Polycystic ovarian syndrome
causes irregularities in the menstrual cycle, and sometimes a total lack of
periods - amenorrhea.
The basic problem is that
although the polycystic ovaries contain many follicles with eggs, the follicles
do not develop and mature properly so that they do not ovulate. Women without
polycystic ovaries normally develop one mature follicle each month which ovulates
(releases) one egg.
Women with polycystic ovaries
are often hyperandrogenic as well. This means that their ovaries produce an
excess amount of male hormones testosterone and androstenedione which can cause
increased hair growth - hirsutism, and sometimes other problems as well.
The typical story seen in
women with polycystic ovaries is irregular menstrual cycles, onset of hirsutism
in the teens or early 20s, and gradually worsening excess hair growth.
When they attempt to get
pregnant, women with polycystic ovaries will usually have difficulty. Some women
with this disorder will ovulate (release a mature egg) occasionally, others
do not ovulate at all. In order to conceive, sperm must be able to find and
fertilize a mature egg. Therefore, they will usually need to undergo induction
of ovulation to get pregnant.
The good news is that pregnancy
rates are high for women with this condition. The large majority will be able
to have a baby, if they will undergo treatment.

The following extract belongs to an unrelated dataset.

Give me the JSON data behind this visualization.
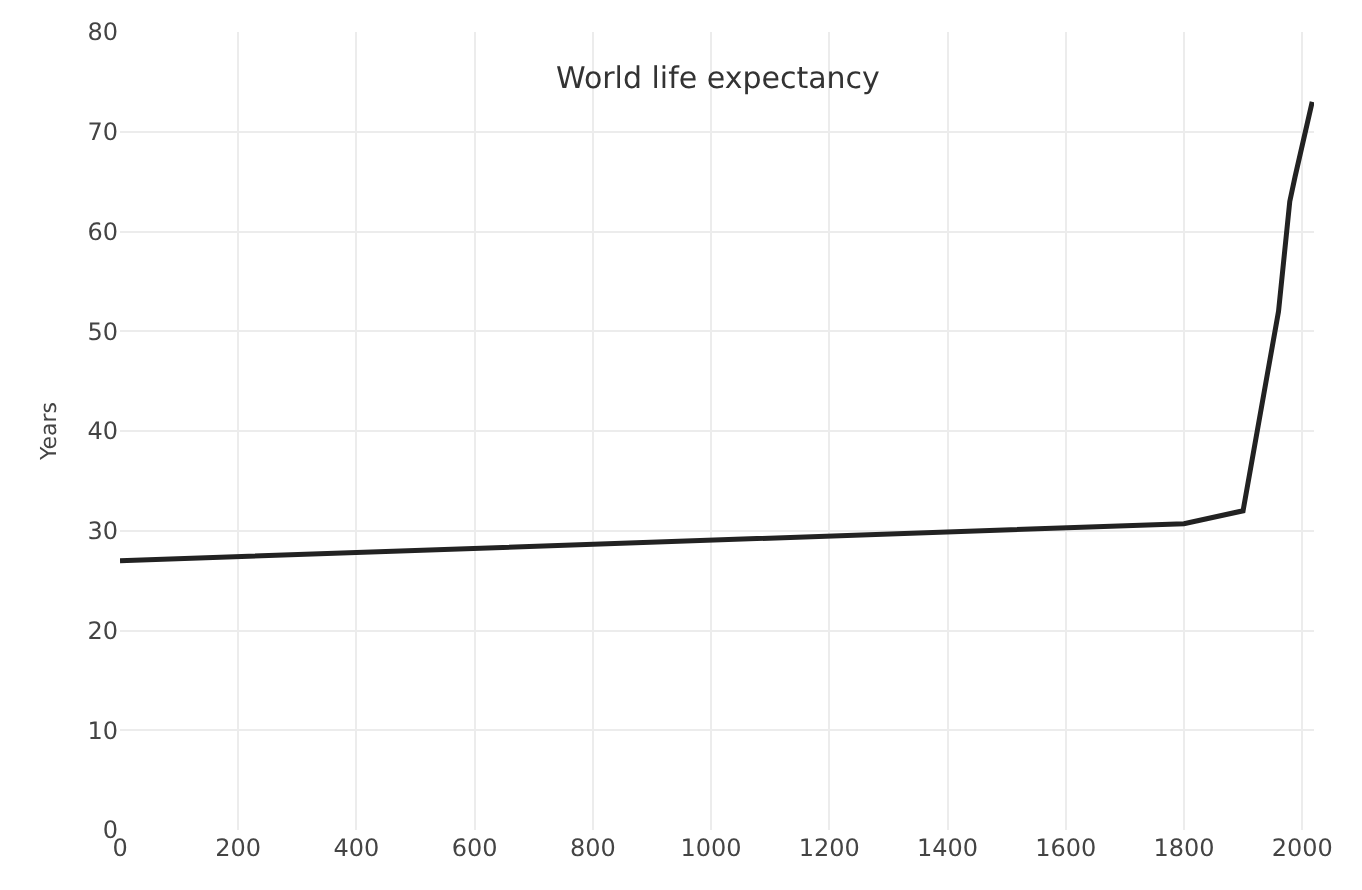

Many
will be able to get pregnant using clomiphene citrate tablets to induce ovulation.
This is often given by general gynecologists. About 75% of women with polycystic
ovaries will ovulate with clomiphene, but only about 40% will get pregnant with
it.
If this fails after about
6-9 ovulatory cycles, the next step is usually injectable gonadotropins. About
90% of women that do not ovulate with clomiphene will ovulate with this medication.
The majority will get pregnant as well.
If this fails after about
3-6 ovulatory cycles, the next step is usually in vitro fertilization. The majority
of women with polycystic ovaries that have not gotten pregnant with the above
treatments will conceive with IVF.
A relatively new method of
inducing ovulation in women with polycystic ovarian syndrome is to use oral medications
such as metformin in conjunction with clomiphene citrate. Metformin has been used
in the past as an oral agent to help control diabetes. Recently, it has been found
to facilitate ovulation in some women with PCOS. The medication can have side
effects and proper monitoring must be performed. We are currently offering this
treatment to appropriate candidates.